Sehari setelah baginda pulang dari muhibah itu, dikumpulkannya para menteri, petinggi, dan hulubalang di balairung, termasuk Abunawas. Kali ini sasarannya langsung pada Abunawas.

“Abu, ini aku ada teka-teki. Namun jawabannya dalam tindakan,” ujar Baginda Harun Al Rasjid dengan berwibawa. Mendengar ucapan baginda, penyair dan pemikir hebat yang konon hidup di seputar abad ke-8 di Persia ini, seperti biasanya bersikap tenang dan santun.

“Nah, besok pagi sebagaimana saat ini, kamu hadir lagi di balairung. Namun tidak dengan naik kereta, berkuda, berjalan, berlari, merangkak, atau digendong. Juga tidak dengan berpakaian atau dalam keadaan telanjang,” ujar Baginda Harun Al Rasjid tenang, jelas.

Mendengar suara baginda, sesaat hadirin diam . Hening.

Tak lama kemudian terdengar dengung mirip suara lebah, yang berasal dari bisik-bisik para menteri, petinggi, dan hulubalang itu. Di antara yang iri dengan kecerdikan Abunawas, ada yang bermonolog lirih, “Kali ini mampus kau Abu! “.

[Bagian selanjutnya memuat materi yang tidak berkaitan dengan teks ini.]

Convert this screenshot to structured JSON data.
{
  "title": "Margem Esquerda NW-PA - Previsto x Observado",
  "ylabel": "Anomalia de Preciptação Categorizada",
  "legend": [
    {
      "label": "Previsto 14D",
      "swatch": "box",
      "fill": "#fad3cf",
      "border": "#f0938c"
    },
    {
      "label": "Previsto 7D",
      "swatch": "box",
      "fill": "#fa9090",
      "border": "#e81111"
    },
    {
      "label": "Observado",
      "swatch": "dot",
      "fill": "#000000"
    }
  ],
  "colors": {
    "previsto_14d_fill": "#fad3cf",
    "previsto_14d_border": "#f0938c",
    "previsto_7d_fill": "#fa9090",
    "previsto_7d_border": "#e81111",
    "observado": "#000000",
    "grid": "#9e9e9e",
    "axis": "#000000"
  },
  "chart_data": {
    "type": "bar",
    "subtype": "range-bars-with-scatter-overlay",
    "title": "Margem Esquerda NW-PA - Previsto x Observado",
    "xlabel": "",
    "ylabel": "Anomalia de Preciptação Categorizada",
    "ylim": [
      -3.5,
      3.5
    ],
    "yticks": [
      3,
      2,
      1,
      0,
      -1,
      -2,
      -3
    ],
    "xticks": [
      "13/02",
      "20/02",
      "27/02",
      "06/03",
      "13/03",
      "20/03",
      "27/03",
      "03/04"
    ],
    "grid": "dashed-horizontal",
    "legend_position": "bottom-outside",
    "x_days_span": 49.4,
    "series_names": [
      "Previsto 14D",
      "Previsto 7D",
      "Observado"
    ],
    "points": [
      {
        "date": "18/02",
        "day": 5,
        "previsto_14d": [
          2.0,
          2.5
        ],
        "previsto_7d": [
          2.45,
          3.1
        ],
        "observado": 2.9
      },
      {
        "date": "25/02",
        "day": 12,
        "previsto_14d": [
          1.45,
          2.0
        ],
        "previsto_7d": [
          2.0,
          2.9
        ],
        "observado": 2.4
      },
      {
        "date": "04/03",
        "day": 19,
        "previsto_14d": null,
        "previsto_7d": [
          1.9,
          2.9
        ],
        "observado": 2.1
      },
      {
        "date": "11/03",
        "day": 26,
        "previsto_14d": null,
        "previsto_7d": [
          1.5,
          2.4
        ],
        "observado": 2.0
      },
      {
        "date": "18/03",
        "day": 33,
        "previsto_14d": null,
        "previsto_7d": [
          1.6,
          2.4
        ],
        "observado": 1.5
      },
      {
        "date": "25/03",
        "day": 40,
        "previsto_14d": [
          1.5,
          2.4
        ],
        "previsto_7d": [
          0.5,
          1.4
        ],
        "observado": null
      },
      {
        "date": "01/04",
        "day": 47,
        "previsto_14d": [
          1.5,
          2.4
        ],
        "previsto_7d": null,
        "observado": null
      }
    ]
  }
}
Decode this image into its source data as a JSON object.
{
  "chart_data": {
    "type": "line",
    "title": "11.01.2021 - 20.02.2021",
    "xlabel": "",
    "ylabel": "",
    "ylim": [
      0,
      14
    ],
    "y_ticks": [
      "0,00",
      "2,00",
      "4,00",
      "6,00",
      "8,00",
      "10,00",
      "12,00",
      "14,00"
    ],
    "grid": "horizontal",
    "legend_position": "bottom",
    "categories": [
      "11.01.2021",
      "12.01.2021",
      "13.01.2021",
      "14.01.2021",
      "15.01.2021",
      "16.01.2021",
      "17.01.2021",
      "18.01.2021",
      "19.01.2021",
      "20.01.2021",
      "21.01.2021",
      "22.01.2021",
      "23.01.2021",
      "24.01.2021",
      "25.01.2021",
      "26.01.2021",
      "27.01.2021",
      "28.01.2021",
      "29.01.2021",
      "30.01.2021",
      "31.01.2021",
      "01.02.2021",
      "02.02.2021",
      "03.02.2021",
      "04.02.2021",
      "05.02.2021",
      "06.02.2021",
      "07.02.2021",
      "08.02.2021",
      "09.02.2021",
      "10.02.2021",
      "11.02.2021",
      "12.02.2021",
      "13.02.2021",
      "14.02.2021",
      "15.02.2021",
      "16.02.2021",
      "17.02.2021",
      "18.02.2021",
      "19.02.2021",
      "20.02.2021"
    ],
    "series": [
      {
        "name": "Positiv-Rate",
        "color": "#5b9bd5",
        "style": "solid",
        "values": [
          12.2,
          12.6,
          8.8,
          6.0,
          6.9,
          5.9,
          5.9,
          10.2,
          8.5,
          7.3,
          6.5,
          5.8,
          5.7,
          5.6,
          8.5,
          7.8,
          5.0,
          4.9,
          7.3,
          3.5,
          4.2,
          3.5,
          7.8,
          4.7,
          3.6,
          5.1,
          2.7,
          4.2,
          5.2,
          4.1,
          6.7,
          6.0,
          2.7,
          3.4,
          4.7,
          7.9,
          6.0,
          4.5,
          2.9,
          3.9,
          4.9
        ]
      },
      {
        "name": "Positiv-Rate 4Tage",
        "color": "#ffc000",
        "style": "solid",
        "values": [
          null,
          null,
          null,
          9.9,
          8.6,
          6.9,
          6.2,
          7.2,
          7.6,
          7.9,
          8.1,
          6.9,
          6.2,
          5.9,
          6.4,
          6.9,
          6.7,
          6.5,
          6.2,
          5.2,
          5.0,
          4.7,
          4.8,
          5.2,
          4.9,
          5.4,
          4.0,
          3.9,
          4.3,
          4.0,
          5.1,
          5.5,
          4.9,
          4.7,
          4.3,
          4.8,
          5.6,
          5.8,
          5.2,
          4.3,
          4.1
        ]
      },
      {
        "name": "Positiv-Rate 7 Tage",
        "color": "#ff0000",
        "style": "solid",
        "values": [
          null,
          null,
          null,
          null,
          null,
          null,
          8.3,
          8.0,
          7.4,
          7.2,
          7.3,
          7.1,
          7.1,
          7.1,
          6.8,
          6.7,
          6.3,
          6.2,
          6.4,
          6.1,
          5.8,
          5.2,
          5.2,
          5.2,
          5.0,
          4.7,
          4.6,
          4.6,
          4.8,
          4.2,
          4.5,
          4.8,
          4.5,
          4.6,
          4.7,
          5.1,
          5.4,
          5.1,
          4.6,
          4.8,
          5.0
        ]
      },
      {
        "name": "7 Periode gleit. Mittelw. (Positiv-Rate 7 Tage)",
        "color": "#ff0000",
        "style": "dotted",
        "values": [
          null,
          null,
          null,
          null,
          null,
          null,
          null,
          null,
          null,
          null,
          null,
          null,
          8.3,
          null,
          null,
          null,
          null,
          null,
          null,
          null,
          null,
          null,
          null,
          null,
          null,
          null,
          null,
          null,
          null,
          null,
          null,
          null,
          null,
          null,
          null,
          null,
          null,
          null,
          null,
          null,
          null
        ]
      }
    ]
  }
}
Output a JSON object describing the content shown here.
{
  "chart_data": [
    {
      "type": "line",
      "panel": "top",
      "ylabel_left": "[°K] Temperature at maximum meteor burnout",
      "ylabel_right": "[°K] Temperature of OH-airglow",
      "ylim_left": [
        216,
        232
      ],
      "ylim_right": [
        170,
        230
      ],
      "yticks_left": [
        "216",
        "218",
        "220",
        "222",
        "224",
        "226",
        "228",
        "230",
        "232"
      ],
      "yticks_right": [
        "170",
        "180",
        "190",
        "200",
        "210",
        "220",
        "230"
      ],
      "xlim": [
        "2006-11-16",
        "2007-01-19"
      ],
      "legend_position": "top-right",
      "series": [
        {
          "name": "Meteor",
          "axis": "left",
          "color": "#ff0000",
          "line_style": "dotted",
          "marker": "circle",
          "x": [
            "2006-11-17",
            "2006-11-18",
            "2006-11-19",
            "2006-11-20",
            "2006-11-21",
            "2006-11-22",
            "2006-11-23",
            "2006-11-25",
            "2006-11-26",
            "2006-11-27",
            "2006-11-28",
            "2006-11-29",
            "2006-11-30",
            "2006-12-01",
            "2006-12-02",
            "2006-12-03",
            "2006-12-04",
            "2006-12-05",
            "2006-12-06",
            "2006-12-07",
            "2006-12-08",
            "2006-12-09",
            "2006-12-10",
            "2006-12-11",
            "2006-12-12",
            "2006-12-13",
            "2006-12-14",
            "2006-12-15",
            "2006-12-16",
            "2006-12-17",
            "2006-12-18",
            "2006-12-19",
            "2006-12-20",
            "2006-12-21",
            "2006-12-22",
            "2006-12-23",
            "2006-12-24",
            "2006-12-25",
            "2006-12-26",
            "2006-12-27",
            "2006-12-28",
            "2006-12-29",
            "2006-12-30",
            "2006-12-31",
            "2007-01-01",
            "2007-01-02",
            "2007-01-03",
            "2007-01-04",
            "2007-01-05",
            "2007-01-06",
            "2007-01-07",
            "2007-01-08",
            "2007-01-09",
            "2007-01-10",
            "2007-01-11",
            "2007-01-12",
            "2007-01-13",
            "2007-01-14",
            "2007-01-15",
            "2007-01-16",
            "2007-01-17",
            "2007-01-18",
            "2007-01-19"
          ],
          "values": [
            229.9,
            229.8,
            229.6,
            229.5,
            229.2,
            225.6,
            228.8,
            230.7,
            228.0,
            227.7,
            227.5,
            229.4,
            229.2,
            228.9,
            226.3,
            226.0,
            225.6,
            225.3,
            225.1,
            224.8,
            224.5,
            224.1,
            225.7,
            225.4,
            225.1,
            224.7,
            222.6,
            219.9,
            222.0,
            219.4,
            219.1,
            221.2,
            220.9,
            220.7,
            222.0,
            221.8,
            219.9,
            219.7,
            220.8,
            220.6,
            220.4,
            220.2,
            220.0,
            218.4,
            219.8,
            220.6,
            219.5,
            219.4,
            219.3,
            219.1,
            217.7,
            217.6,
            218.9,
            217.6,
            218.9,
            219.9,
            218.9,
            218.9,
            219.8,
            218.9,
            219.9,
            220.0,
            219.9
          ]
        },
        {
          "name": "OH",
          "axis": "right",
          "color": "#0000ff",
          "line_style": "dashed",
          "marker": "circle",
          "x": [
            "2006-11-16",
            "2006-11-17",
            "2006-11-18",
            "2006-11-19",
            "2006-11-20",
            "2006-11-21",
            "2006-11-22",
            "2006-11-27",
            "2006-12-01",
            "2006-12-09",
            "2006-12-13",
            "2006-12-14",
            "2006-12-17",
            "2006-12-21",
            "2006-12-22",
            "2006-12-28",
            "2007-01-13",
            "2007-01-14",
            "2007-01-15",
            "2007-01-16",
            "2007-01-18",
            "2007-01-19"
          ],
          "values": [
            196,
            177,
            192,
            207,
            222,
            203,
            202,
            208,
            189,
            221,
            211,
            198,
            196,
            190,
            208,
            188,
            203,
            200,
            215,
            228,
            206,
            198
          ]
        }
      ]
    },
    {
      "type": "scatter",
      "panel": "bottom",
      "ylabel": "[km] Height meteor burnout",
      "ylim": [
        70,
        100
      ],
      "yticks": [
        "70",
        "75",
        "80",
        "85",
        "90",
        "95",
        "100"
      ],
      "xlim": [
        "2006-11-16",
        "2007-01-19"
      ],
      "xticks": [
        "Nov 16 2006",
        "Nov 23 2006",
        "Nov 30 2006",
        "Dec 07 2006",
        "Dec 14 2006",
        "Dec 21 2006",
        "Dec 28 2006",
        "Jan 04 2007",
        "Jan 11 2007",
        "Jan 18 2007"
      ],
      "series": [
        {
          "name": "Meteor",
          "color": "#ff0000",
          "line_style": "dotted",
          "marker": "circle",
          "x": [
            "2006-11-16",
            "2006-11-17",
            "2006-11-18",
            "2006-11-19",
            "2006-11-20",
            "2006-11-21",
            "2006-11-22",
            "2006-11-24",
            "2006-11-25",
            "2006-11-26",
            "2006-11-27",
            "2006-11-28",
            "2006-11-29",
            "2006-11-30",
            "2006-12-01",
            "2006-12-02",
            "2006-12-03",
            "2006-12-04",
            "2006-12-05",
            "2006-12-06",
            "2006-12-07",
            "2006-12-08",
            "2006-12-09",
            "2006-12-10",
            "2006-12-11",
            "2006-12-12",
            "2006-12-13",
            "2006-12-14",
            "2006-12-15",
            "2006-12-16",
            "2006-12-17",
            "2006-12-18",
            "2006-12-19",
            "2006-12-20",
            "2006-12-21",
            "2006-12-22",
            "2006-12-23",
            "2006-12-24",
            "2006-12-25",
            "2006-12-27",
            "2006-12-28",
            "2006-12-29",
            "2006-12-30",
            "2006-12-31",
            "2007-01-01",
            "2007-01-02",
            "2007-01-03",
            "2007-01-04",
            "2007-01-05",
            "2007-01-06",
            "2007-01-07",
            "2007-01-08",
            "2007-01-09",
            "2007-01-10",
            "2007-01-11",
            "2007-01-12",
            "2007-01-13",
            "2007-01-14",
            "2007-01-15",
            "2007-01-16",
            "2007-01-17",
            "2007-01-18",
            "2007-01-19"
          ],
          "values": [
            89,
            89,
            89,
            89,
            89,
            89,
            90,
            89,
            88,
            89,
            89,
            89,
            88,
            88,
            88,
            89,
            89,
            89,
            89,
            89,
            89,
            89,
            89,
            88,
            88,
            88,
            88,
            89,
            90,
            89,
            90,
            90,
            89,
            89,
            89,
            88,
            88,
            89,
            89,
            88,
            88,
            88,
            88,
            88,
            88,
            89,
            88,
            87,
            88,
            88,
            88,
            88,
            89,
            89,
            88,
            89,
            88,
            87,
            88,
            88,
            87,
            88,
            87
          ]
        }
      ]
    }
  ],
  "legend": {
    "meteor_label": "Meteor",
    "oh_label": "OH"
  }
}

Keesokan harinya sebagaimana dititahkan baginda, sudah berkumpul para punggawa tersebut, di ruang sidang kerajaan. Tinggal menunggu kehadiran Abunawas.

Tak lama kemudian datang menghadap seorang pemuda berusia 20-an tahun dengan menyeret karung. Para punggawa kerajaan heran, di mana Abunawas. Namun, tidak bagi Baginda Raja. Baginda pun tersenyum menyaksikan putra Abunawas itu, lantas berkata dalam hati: ‘Benar-benar cerdas kau Abu… ‘

Setelah menunjukkan segenap rasa hormat kepada baginda, putra Abunawas tersebut lantas membuka ikatan karung, dan muncullah kepala ayahnya.

Begitulah, pagi itu Abunawas mendapat hadiah dari baginda, lantaran hadir di istana, di aula kerajaan — tidak dengan berjalan, berlari, merangkak, digendong, berkereta, berkuda, atau naik onta. Atau hadir dengan tidak berpakaian– tetapi juga tidak dengan keadaan telanjang. Namun, dalam karung yang diseret putranya.

Lantas apa analisis saya terhadap anekdot ini? Apa ‘utak-atik gathuk’ saya?

Silakan tonton vlog di bawah ini. Jika berkenan, silakan subscribe.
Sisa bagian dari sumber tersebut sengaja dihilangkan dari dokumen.